Прохладная вода окутала тело свежестью и упругим течением, и Михаил нырнул, наслаждаясь долгожданным избавлением от жары. Двумя мощными гребками он стремительно приблизился к скрытой под водой фигуре. Вынырнув прямо возле взвизгнувшей Юли Михаил обнял её и протянул к себе. Грудь у неё была маленькая и едва выделялась под миниатюрным бикини, зато точëная фигурка и та часть тела, что парни называют «орехом», сразу приковывали взгляд и вызывали шевеление в мужских природных настройках.
- Привет, - улыбнулся он.
В ответ Юля впилась в его губы длинным влажным поцелуем, а после укусила за нижнюю губу на самой границе боли и удовольствия и потянула на себя.
- Ты что, пистолет с собой на речку берёшь? – лукаво улыбнулась она, отлепившись от Михаила, и тот, в мгновение покраснев, немного отпрянул от неё.
- Соскучился, - сконфуженно произнёс он.
- Как дела вообще? Чем занимался? – Юля скрестила руки за его головой и начала медленно кружиться.
- А ты не слышала ещё? – мрачно спросил Михаил.
- Бли-и-ин, - протянула Юля и прикрыла глаза, - так это ж твои друзья были, да? Точно, ты же рассказывал. Жалко, конечно, - она скорчила сочувствующую гримасу и слегка наклонила голову, - ну, главное, что с тобой всë в порядке.

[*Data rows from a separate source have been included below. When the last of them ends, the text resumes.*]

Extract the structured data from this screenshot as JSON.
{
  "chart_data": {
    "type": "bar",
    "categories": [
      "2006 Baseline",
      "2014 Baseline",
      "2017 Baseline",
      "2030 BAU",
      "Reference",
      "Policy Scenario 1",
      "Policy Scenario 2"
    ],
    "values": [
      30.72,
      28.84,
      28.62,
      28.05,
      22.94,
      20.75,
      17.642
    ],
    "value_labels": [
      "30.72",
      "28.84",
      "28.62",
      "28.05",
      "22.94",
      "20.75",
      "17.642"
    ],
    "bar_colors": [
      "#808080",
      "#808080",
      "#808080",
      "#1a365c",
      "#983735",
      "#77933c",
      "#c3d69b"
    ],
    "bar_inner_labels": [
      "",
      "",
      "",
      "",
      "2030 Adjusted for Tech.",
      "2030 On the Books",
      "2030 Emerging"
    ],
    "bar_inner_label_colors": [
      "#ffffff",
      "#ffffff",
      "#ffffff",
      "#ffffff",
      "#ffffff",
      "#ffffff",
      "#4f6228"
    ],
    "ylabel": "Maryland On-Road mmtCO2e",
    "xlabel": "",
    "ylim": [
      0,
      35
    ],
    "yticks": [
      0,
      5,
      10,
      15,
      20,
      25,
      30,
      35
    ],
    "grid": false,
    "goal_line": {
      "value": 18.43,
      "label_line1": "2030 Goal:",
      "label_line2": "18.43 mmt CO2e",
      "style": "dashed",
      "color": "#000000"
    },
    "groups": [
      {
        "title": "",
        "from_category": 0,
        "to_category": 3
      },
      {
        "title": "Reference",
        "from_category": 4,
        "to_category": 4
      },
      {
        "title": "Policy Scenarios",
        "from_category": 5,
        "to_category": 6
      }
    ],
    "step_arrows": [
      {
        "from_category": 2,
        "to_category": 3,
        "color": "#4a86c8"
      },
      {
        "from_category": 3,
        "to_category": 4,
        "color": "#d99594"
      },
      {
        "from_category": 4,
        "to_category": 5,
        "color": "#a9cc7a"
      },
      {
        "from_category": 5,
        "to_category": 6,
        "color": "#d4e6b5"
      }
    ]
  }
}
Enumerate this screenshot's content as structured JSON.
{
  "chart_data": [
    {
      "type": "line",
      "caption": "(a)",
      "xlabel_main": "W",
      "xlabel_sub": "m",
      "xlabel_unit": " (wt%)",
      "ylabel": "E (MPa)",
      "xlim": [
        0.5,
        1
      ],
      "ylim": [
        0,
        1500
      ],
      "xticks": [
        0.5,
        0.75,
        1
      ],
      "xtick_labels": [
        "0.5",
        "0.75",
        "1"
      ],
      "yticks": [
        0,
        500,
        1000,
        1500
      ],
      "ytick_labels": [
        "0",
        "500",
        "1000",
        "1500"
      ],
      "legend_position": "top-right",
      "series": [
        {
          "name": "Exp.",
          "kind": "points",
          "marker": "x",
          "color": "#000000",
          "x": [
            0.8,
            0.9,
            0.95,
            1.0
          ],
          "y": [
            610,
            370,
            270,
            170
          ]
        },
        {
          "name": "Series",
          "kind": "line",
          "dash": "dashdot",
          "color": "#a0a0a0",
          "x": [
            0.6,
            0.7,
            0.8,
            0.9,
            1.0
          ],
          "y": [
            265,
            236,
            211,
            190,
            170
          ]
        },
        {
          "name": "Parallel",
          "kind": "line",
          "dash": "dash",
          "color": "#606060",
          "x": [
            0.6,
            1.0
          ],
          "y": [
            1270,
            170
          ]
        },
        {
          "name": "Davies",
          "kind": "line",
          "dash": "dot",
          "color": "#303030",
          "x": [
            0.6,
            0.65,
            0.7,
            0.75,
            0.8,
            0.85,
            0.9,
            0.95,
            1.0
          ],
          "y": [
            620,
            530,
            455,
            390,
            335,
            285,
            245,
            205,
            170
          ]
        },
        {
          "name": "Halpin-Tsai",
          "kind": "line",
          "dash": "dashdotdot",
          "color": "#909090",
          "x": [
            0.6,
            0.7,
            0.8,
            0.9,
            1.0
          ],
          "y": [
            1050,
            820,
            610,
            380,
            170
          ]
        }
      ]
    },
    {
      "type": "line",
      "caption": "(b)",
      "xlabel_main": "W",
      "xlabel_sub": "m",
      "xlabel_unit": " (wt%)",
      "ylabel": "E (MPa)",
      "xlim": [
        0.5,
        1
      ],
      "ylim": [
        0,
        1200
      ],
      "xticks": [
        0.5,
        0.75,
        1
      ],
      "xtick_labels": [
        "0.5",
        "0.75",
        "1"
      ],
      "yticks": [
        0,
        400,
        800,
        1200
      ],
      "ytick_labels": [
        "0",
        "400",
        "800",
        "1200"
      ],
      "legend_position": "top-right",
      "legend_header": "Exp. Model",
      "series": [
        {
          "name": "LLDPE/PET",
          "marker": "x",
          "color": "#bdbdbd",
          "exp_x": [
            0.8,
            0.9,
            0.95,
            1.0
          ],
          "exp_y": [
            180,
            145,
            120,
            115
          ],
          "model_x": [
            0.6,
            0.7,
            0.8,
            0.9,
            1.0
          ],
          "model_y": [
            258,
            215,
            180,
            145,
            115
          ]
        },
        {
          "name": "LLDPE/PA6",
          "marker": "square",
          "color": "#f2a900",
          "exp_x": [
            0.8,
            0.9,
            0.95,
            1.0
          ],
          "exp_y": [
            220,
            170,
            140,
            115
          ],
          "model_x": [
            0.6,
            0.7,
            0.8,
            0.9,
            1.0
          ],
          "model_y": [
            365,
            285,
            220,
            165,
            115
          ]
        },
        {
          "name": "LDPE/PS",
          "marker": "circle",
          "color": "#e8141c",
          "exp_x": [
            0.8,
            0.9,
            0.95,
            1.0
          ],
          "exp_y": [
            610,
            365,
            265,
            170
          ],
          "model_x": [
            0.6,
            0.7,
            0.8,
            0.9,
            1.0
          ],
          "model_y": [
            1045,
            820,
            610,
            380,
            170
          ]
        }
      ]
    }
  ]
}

- Угу, - промычал Михаил, не в силах разозлиться. Отяжелевшие в притворном сочувствии веки придали взгляду изумрудных глаз Юли томность, а выпяченная нижняя губа, и без того пухлая, будто наевшаяся пиявка, манила мягкостью и каким-то порочным магнетизмом. Вообще, Юлю нельзя было назвать красавицей в полном смысле этого слова, на фото она часто терялась на фоне подруг, но при личном общении её взгляд, всегда будто ленивый и сонный и чувственные губы, приоткрытые в загадочной улыбке, из глубин которой призывно выглядывала разделённая небольшой щелью белизна зубов, производили эффект мгновенного обаяния и мягкого обволакивающего волшебства. Под эти чары и попал Михаил ещё зимой, когда Юле было пятнадцать.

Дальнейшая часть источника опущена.